FOR FOUR YEARS, Rep, Lionel Van Deerlin and the House communications subcommittee have been trying to rewrite the Communications Act of 1934. It is an enormous undertaking, and the bill approved by the subcommittee this week represents real progress. But the consequences of the bill would be so great -- because of the size and the developing technology of the industry the act regulates -- that the Commerce Committee and the House itself should make sure they understand what is going on.

The legislation would increase compeition in the field of telecommunications -- the transfer of information by telephone, radio or other means. (The subcommittee has given up for the time being its effort to rewrite the broadcasting provisions of the Communications Act.) But changing the rules means doing something for, to or with the American Telephone & Telegraph Co. And therein lies the challenge to congressional ingenuity.

AT&T, the nation's largest corporation, has been restricted almost totally to the telephone business since 1956. But that business -- the transmission of signals and the equipment to do it with -- is now only a part of the communications industry that is being transformed by dat processing, computers, satellites, and so on. AT&T wants in on that other business and, given its record of innovation and service, probably ought to be there. One problem is how to neutralize its economic power (its assets are larger than those of the five biggest oil companies combined, and its annual revenue is equal to almost 2 percent of the gross national product) so that it competes with rather than overwhelms smaller companies.

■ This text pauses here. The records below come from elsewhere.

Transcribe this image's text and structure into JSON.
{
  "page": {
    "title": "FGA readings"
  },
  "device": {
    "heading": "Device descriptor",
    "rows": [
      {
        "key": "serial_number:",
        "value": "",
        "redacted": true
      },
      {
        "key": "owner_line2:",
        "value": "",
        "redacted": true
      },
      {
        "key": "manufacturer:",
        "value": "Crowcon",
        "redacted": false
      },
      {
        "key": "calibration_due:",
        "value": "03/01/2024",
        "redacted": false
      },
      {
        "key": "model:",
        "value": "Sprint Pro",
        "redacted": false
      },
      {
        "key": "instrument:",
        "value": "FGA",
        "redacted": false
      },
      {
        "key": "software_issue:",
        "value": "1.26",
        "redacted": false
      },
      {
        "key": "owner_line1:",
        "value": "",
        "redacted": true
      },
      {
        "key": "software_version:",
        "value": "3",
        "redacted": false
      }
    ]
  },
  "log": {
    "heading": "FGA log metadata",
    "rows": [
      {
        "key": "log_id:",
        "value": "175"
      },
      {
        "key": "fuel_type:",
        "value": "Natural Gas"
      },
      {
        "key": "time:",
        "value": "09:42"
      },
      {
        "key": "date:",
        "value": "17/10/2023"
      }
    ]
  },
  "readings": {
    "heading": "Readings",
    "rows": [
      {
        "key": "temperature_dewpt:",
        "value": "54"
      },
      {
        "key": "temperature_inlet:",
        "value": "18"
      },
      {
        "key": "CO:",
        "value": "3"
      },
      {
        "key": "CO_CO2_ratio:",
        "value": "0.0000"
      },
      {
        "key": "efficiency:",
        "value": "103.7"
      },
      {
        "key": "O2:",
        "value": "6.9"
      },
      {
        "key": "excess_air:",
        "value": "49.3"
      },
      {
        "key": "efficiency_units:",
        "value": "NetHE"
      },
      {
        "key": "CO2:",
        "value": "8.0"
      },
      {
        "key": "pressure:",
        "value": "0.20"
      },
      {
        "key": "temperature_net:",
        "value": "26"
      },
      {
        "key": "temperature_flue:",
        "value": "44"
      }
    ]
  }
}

The subcommittee's bill attempts to do this by requiring AT&T to set up a subsidiary to handle the new lines of business it will be entering. But questions have been raised about whether this new company would be sufficiently insulated from its parent to be a true competitor and whether more than one subsidiary should be established. Similarly, questions have been raised about the changes the bill would mandate in the internal accounting practices of AT&T and of its existing subsidiaries that determine what costs and pricers are allocated to local and long-distance service.

These questions, like most of the others being raised about the subcommittee's bill, are technical and complicated. There is general agreement on Capitol Hill, and elsewhere, on the basic principle the subcommittee is trying to establish: competition, not regulation, should to the extent possible be the governor of the telecommunications industry. The bill appears to accomplish this. But it is so complex and so detailed that it needs the closest possible scrutiny to make sure it does not fix too firmly the structural shape of an industry that is still in transition.